Benefits of Sound Healing
While not entirely based in traditional medicine, sound healing is an alternative and holistic approach that has been studied many times and shown throughout history to have positive effects. McDonnell says one of the best benefits of sound healing is its ability to “switch the nervous system from sympathetic (“fight or flight”) to parasympathetic (“rest and digest”). This is the relaxation response in which your body’s innate healing ability can be activated.
Key sounds and frequencies have the ability to shift your brainwaves into a more relaxed and meditative state, allowing for enhanced relaxation and healing from challenges, both mental and physical. For people who have trouble calming their mind, this method of using sounds, mantras or frequencies to do so is very powerful for the healing process.

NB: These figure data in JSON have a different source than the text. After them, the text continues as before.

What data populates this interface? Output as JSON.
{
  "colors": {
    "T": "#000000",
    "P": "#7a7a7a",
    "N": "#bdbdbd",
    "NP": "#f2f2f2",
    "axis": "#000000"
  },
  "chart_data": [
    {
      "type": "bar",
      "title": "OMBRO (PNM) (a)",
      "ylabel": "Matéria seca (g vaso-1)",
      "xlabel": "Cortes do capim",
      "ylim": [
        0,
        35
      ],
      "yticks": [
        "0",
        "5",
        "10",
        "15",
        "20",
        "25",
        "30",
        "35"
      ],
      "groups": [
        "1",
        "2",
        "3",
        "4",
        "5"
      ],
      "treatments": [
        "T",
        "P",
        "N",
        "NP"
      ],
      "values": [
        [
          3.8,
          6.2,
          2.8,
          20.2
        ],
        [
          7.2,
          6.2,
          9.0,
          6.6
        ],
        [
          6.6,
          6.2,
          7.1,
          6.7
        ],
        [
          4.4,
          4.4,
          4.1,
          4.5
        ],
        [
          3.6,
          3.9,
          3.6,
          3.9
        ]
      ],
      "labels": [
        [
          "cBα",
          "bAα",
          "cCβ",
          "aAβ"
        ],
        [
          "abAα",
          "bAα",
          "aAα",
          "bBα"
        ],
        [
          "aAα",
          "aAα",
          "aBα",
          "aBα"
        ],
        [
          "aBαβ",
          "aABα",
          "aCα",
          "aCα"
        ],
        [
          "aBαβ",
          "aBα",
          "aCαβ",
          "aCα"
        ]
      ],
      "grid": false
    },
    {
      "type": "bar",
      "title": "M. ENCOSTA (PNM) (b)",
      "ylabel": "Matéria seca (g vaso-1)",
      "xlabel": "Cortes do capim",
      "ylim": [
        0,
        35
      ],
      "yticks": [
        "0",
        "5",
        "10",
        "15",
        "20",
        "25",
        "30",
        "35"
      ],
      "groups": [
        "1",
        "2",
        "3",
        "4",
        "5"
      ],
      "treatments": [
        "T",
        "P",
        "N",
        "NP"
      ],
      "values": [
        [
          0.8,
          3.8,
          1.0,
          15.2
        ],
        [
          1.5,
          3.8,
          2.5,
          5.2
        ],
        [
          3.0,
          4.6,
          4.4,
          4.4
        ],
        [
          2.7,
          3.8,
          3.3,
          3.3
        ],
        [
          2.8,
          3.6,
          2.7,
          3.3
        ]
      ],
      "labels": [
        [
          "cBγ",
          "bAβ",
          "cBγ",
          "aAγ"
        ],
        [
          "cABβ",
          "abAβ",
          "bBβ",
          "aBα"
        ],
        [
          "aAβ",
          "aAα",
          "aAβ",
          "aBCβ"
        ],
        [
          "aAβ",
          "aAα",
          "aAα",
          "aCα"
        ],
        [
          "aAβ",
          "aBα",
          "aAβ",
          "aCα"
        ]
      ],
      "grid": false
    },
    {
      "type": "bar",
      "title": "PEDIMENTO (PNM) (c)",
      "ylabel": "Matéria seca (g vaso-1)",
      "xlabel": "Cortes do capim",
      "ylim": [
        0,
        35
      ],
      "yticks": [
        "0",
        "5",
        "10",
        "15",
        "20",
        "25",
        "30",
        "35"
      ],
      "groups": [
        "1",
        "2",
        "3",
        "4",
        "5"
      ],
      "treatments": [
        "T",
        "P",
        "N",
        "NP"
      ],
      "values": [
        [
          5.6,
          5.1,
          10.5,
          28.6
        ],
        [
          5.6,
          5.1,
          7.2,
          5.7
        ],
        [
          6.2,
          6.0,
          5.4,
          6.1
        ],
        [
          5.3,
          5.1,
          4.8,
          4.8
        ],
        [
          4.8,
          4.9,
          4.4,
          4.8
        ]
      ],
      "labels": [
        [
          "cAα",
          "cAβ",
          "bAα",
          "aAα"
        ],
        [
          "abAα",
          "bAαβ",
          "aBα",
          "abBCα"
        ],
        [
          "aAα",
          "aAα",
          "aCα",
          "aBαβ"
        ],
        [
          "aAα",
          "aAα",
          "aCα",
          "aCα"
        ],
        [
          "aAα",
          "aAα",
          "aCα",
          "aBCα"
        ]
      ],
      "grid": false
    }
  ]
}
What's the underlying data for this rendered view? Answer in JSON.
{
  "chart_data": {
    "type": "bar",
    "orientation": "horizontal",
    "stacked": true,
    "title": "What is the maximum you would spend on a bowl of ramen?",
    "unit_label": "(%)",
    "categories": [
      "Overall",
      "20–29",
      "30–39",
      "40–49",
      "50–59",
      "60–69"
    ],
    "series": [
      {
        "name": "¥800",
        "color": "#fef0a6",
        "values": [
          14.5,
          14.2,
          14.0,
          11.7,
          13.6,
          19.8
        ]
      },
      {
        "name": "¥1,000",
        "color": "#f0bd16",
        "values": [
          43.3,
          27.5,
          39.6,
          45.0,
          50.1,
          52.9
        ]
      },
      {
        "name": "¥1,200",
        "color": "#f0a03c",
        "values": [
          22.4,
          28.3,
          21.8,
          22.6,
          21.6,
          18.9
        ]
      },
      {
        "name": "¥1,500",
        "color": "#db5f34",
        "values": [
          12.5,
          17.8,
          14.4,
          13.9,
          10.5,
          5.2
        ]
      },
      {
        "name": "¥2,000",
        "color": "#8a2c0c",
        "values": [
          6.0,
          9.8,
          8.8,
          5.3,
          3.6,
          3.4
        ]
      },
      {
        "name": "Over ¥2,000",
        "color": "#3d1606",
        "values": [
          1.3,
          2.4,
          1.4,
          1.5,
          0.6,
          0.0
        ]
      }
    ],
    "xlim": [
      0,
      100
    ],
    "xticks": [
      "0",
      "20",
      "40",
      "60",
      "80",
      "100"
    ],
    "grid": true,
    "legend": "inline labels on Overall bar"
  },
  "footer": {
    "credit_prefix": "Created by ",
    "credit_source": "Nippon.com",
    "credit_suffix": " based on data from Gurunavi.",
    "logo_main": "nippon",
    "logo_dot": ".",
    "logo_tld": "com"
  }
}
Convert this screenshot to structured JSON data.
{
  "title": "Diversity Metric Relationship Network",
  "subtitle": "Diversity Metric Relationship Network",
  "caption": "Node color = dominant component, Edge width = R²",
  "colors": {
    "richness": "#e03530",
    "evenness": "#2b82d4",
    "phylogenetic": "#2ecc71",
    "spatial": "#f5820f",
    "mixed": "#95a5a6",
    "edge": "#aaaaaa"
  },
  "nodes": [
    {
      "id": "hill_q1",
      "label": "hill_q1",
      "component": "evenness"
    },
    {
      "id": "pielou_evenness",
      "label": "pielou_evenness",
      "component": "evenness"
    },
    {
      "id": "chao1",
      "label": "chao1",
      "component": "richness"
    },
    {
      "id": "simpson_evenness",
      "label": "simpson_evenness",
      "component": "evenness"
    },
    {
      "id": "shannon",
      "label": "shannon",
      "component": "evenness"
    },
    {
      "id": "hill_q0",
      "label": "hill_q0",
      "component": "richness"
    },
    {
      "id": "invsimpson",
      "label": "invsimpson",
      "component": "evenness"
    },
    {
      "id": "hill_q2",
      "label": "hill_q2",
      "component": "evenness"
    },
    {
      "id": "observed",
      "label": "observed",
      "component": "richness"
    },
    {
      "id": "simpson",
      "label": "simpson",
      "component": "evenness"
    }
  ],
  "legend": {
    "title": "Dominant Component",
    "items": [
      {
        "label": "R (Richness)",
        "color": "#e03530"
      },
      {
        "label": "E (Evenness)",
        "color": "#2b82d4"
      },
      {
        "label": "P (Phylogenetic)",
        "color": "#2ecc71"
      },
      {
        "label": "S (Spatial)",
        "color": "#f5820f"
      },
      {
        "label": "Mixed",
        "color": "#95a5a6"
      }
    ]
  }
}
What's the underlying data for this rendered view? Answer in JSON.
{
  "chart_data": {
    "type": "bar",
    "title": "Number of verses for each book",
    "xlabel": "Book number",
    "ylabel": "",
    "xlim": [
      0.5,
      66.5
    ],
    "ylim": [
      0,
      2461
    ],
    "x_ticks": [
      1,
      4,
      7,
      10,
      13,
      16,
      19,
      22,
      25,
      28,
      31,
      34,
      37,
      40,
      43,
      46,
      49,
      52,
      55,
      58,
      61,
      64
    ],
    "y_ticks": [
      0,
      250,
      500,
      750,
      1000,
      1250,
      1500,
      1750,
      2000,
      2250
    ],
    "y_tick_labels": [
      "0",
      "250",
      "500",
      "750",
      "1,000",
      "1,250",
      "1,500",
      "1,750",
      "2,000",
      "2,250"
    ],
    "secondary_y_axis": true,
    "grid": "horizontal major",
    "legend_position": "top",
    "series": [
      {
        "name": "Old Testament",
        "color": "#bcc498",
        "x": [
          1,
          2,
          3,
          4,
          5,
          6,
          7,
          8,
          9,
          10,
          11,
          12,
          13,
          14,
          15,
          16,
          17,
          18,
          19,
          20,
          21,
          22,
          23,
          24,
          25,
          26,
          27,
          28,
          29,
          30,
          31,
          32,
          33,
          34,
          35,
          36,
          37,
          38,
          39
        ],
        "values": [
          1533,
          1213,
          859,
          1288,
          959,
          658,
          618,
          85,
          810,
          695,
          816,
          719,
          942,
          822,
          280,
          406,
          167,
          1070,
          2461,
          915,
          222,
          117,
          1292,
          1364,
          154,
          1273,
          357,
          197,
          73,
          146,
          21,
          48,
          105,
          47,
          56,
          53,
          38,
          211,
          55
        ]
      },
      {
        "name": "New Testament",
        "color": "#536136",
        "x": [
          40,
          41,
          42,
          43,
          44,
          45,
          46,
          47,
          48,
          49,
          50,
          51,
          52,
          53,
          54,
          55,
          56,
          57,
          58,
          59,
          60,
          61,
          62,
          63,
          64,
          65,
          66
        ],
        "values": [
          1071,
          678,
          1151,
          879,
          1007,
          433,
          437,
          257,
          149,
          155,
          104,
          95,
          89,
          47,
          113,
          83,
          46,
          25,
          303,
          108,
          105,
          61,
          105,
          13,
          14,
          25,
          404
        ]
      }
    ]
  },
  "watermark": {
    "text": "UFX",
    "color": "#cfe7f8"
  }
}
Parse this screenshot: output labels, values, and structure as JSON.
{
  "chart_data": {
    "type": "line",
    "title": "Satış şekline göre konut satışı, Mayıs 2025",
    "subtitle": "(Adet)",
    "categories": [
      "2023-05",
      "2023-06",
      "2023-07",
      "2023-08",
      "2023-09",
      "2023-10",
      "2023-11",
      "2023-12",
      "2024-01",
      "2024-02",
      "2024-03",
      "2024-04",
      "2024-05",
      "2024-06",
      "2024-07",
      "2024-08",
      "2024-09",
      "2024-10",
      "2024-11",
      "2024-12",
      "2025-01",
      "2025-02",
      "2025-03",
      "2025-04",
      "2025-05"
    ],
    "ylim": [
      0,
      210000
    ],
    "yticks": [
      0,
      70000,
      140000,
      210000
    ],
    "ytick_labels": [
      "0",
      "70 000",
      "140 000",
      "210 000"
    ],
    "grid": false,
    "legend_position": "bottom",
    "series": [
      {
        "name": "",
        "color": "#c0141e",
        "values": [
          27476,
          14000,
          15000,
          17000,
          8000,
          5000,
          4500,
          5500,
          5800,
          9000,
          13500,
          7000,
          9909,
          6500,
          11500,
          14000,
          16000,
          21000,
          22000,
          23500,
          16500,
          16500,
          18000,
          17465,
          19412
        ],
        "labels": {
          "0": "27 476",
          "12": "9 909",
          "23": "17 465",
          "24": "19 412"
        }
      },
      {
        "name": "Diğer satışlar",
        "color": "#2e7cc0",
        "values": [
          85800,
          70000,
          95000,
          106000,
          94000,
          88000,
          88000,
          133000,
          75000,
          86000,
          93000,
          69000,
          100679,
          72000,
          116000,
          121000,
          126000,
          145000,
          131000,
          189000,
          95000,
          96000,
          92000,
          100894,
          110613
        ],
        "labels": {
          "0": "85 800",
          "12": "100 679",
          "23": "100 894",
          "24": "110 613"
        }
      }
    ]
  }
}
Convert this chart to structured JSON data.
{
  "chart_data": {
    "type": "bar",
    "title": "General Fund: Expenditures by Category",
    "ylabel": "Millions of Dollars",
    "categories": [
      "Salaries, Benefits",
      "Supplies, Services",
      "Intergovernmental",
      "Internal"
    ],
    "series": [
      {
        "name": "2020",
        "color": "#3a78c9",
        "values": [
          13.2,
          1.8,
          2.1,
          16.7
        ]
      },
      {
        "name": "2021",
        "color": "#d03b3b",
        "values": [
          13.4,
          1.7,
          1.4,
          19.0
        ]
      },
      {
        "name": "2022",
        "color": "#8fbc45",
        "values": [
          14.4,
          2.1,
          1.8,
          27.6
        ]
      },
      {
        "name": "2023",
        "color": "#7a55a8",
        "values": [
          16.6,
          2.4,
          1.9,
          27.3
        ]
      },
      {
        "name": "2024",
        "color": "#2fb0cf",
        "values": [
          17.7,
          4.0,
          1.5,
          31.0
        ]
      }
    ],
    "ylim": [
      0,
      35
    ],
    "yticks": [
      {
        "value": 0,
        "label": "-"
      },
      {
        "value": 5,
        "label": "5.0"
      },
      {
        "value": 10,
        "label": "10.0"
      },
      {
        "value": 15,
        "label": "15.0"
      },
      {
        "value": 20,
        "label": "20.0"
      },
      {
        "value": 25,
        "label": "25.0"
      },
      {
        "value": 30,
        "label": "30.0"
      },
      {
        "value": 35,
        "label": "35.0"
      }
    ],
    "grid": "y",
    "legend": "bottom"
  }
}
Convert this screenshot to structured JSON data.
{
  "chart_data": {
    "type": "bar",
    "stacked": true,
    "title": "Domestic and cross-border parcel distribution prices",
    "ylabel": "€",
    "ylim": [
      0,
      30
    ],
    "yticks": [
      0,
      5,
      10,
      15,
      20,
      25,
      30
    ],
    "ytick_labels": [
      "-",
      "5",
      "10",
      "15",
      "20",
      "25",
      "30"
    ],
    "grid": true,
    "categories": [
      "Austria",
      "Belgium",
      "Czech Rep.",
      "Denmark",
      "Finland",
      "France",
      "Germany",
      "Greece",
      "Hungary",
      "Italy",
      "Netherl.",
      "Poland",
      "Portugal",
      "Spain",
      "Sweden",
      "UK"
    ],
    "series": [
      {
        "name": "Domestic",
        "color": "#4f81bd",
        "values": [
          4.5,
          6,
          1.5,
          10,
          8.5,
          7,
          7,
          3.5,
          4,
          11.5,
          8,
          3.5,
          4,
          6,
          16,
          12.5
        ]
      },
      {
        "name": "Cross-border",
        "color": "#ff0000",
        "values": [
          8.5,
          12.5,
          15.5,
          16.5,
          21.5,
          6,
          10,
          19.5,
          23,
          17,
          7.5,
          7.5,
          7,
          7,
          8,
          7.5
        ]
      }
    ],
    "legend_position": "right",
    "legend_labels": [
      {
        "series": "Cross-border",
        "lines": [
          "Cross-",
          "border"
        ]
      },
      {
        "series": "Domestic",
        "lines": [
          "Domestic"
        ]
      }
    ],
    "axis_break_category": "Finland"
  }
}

Kennet also adds that “apart from the emotional benefits of sound therapy, clinical studies have shown vibration and sound to increase the ‘happy’ neurotransmitters such as dopamine, serotonin and even oxytocin.”
Sound Healing in 2020
In a year of immensely heightened stress, anxiety and depression for people around the world, is sound therapy a good alternative to talk therapy and medications? If you can safely give it a go, it’s certainly worth trying.
Countless people all over the world swear by sound healing methods for boosting mood and decreasing the effects of anxiety, depression, and stress. If you’re feeling particularly weighed down by mental (or physical) challenges, why not experiment with a more holistic, alternative approach?
With the safety concerns posed by the pandemic, both Kennet and McDonnell (and sound healers around the country) offer new safety measures as well as virtual healing sessions (another benefit provided by this method).
“To me, there’s no complete substitute for the healing that takes place one-on-one in person,” McDonnell says, “when you can most dramatically feel the vibrations from tuning forks and singing bowls placed directly on the body, but a lot can be accomplished in a telehealth consultation with a personal sound bath, guided meditation, and instruction in at-home techniques like acupressure, breathwork and Qigong movement.”
Kennet has similar feelings but also sees the opportunities offered by video chat sessions. He has a professional audio set-up for his calls with clients which is able to closely mimic the sounds experienced during in-person work.
They both agree there may be no better time than deep in the stresses of 2020 to give sound healing a try.
“With stress levels skyrocketing, I feel it is essential now more than ever for people to take the time for self-nurturing and self-care,” Kennett says. “The wonderful thing is that sound therapy is a safe, non-invasive tool that can literally change our biochemistry in a matter of minutes.”
Whether sticking to your curated playlist to get through tough times, or taking it a step further with one of many sound healing therapies, exploring the power of sound to get through tough times is a great step in a hard year like this one.